Finding the Dot on your Red Dot

Finding the Dot on your Red Dot

Many first time red dot users bemoan the fact that they lose their red dot sight when they draw. What might seem like a drawback to an otherwise efficient single-focal-plane aiming system can be corrected by proper drawing technique and repetition. 

Scott Jedlinski, founder of the Modern Samurai Project, teaches a class specifically on pistol red dots and how to use them in a practical self-defense scenario. His principle is defined by what he calls “the four P’s: Present, Prep, Pinky, and Press.” 

That is, present the pistol at the compressed ready position tilted slightly upwards (near your chest – at hand clapping distance, not touching your chest), prep the trigger by placing your finger on your trigger safety as you extend your hand forward to aim, then once the pistol is in position, guide the pistol downward with the pinky finger of your support hand to find the red dot, and finally press on your trigger. 

These four P’s should be accomplished in a single swift motion, which should take less than five seconds. To further help with your aim, it’s a good thing to remember to manipulate the gun around your body and not your body around the gun. If you draw your weapon and move your head, for example, then your grip will have to readjust for your new head location, wasting precious seconds. Instead, move your weapon to where your head actually is. 

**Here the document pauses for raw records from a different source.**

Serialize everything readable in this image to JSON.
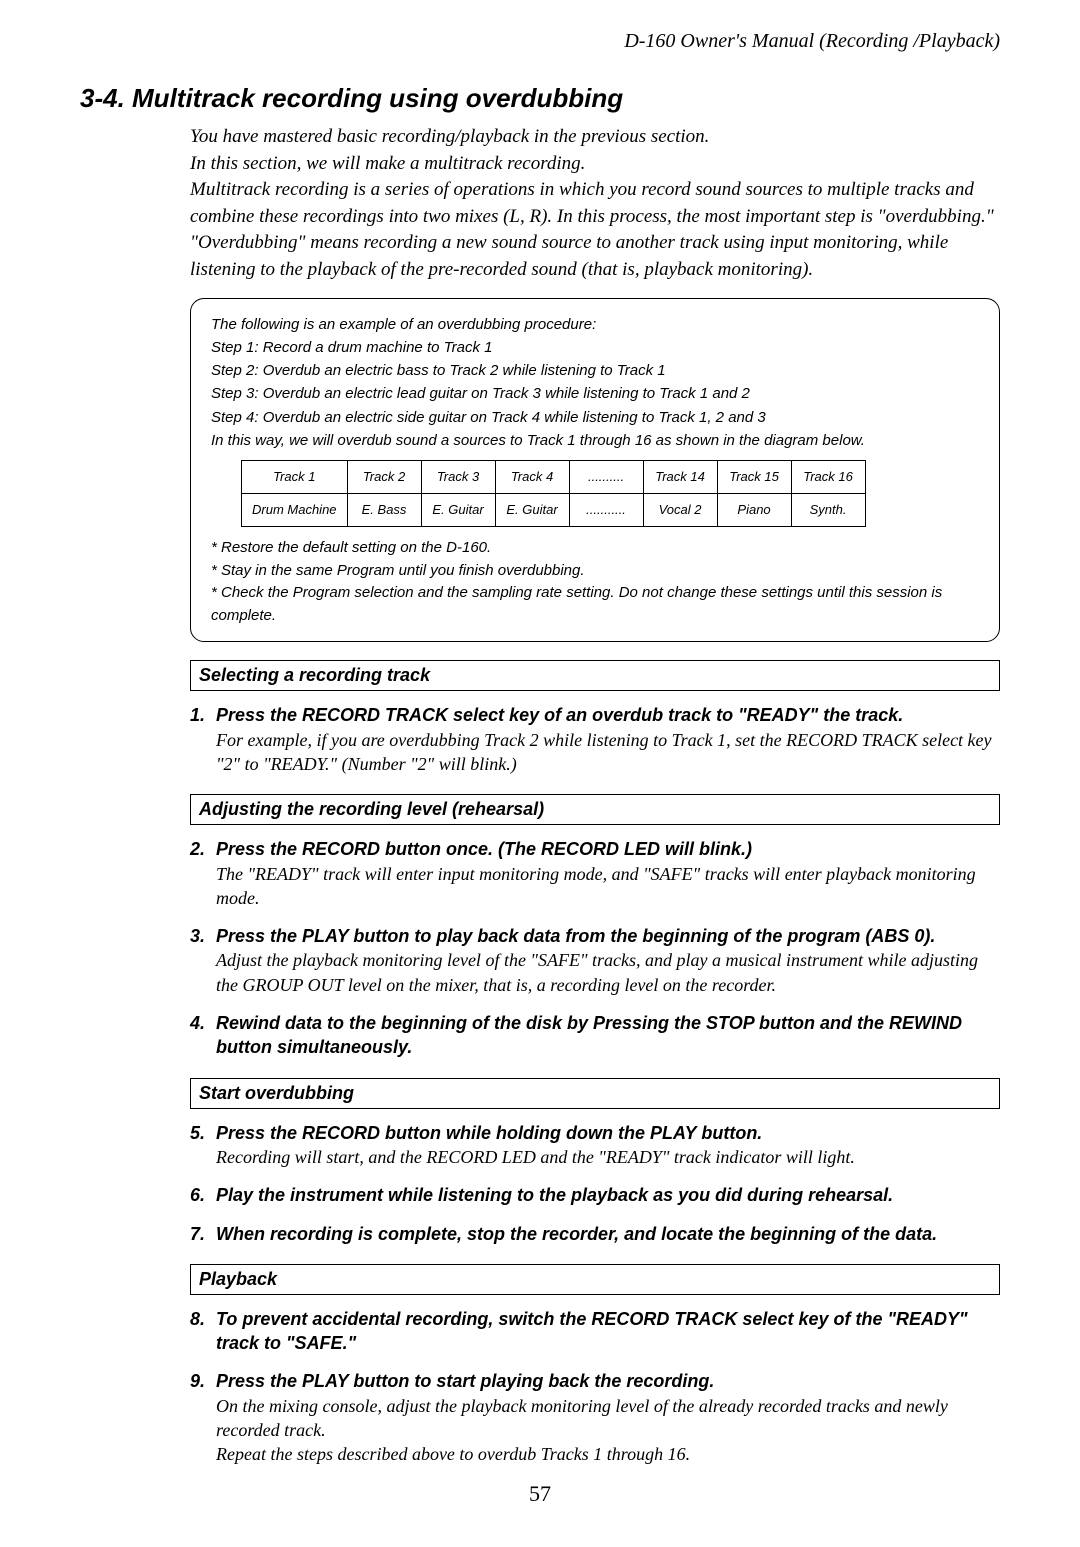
{
  "header": "D-160  Owner's Manual (Recording /Playback)",
  "title": "3-4. Multitrack recording using overdubbing",
  "intro_p1": "You have mastered basic recording/playback in the previous section.",
  "intro_p2": "In this section, we will make a multitrack recording.",
  "intro_p3": "Multitrack recording is a series of operations in which you record sound sources to multiple tracks and combine these recordings into two mixes (L, R).  In this process, the most important step is \"overdubbing.\"  \"Overdubbing\" means recording a new sound source to another track using input monitoring, while listening to the playback of the pre-recorded sound (that is, playback monitoring).",
  "procedure": {
    "lines": [
      "The following is an example of an overdubbing procedure:",
      "Step 1: Record a drum machine to Track 1",
      "Step 2: Overdub an electric bass to Track 2 while listening to Track 1",
      "Step 3: Overdub an electric lead guitar on Track 3 while listening to Track 1 and 2",
      "Step 4: Overdub an electric side guitar on Track 4 while listening to Track 1, 2 and 3",
      "In this way, we will overdub sound a sources to Track 1 through 16 as shown in the diagram below."
    ],
    "table": {
      "row1": [
        "Track 1",
        "Track 2",
        "Track 3",
        "Track 4",
        "..........",
        "Track 14",
        "Track 15",
        "Track 16"
      ],
      "row2": [
        "Drum Machine",
        "E. Bass",
        "E. Guitar",
        "E. Guitar",
        "...........",
        "Vocal 2",
        "Piano",
        "Synth."
      ]
    },
    "notes": [
      "* Restore the default setting on the D-160.",
      "* Stay in the same Program until you finish overdubbing.",
      "* Check the Program selection and the sampling rate setting.  Do not change these settings until this session is complete."
    ]
  },
  "sections": {
    "selecting": "Selecting a recording track",
    "adjusting": "Adjusting the recording level (rehearsal)",
    "start": "Start overdubbing",
    "playback": "Playback"
  },
  "steps": {
    "s1": {
      "num": "1.",
      "head": "Press the RECORD TRACK select key of an overdub track to \"READY\" the track.",
      "body": "For example, if you are overdubbing Track 2 while listening to Track 1, set the RECORD TRACK select key \"2\" to \"READY.\" (Number \"2\" will blink.)"
    },
    "s2": {
      "num": "2.",
      "head": "Press the RECORD button once. (The RECORD LED will blink.)",
      "body": "The \"READY\" track will enter input monitoring mode, and \"SAFE\" tracks will enter playback monitoring mode."
    },
    "s3": {
      "num": "3.",
      "head": "Press the PLAY button to play back data from the beginning of the program (ABS 0).",
      "body": "Adjust the playback monitoring level of the \"SAFE\" tracks, and play a musical instrument while adjusting the GROUP OUT level on the mixer, that is, a recording level on the recorder."
    },
    "s4": {
      "num": "4.",
      "head": "Rewind data to the beginning of the disk by Pressing the STOP button and the REWIND button simultaneously."
    },
    "s5": {
      "num": "5.",
      "head": "Press the RECORD button while holding down the PLAY button.",
      "body": "Recording will start, and the RECORD LED and the \"READY\" track indicator will light."
    },
    "s6": {
      "num": "6.",
      "head": "Play the instrument while listening to the playback as you did during rehearsal."
    },
    "s7": {
      "num": "7.",
      "head": "When recording is complete, stop the recorder, and locate the beginning of the data."
    },
    "s8": {
      "num": "8.",
      "head": "To prevent accidental recording, switch the RECORD TRACK select key of the \"READY\" track to \"SAFE.\""
    },
    "s9": {
      "num": "9.",
      "head": "Press the PLAY button to start playing back the recording.",
      "body": "On the mixing console, adjust the playback monitoring level of the already recorded tracks and newly recorded track.",
      "body2": "Repeat the steps described above to overdub Tracks 1 through 16."
    }
  },
  "pagenum": "57"
}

Now, the Mini Shot M Spec Solar M3 from Sightmark has an advantage to “red dot tracking” that many other sights on the market do not. The long hood which houses the sight’s solar panels and protects the unit from weather damage have a few advantages over the reflex sights used by other brands. 

 The Solar M3’s hood prevents glare and thus offers a clearer reticle with a more precise dot. Mistakes in alignment are also easier to correct thanks to the tube’s design, and the dot can be found simply by eliminating any minute traces of “scope shadow” which may appear. 

At the same time, the Mini Spec M3 Solar’s variable reticle is dictated by the brightness of whatever environment one is shooting in, with the reticle growing to a large 3 MOA dot for extreme brightness and shrinking to a 1 MOA dot for encounters at night. 

Armed with the adaptability and ease of use of the M3 Solar as well as proper red dot shooting techniques, there should be no reason why you’d be unwilling to put a red dot on your everyday carry.